Неужели мое предположение, сделанное в сердцах, повлекло за собой ее смерть? Умом я понимала, что этого не может быть, но душа моя ныла.

Если бы я не предприняла эту прогулку на озеро вчера утром… Я оборвала дурацкую мысль, пришедшую мне в голову. Если бы я приковала себя цепями к телефону и провела дома все двадцать четыре часа, готовая к услугам всех друзей или телевизионщиков, я просто выпала бы из жизни. Ох, Нэнси! Я знала ее с тех пор, когда мне было шесть. В моей памяти мы обе все еще были молоды, и именно потому, что, держась вместе, мы оставались молоды, мы могли бы помешать друг другу стареть.
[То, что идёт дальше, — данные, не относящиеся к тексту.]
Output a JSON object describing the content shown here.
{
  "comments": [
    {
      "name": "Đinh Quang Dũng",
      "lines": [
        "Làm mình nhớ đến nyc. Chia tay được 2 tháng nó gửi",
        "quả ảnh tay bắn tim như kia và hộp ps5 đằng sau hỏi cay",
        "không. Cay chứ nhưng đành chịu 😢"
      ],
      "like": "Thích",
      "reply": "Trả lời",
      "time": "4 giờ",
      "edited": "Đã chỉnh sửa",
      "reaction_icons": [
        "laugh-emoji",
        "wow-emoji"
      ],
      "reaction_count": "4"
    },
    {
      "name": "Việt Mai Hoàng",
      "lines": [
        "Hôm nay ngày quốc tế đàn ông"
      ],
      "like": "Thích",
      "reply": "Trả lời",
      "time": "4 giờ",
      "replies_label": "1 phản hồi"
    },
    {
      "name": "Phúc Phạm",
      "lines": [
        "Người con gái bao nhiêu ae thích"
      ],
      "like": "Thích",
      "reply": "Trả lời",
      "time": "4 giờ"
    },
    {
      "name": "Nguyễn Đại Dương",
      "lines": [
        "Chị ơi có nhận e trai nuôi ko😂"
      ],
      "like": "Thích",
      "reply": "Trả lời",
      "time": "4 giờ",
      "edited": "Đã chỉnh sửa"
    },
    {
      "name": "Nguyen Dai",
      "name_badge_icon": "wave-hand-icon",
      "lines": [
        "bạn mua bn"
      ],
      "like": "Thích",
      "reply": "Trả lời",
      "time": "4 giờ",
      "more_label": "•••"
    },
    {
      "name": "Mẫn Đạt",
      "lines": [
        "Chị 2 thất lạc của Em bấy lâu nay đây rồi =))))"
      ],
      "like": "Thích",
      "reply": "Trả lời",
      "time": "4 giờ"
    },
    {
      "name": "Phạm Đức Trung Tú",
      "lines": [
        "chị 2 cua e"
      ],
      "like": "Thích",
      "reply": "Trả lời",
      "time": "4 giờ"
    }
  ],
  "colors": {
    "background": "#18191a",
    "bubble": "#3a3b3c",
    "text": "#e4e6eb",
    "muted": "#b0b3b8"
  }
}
Я подошла к окну и выглянула на улицу. Опять пошел сильный дождь. Он лил такими потоками, что трудно было разглядеть окружающее пространство. Уткнувшись носом в оконное стекло, я скосила глаза на бегущие струйки воды, совершенно не соображая, что делать. Было только восемь тридцать — слишком рано, чтобы позвонить друзьям в газету с расспросами о том, есть ли у них какие-либо новые сведения, которые не попали в утренний выпуск. Те, кто ложится спать в три или четыре часа утра, бывают более коммуникабельны, если им дать выспаться.

Ее нашли в Четвертом полицейском участке. Я никого там не знаю: мой отец работал в Лупе и в его северо-западных предместьях, а не там, где мы жили. К тому же это было более десяти лет назад.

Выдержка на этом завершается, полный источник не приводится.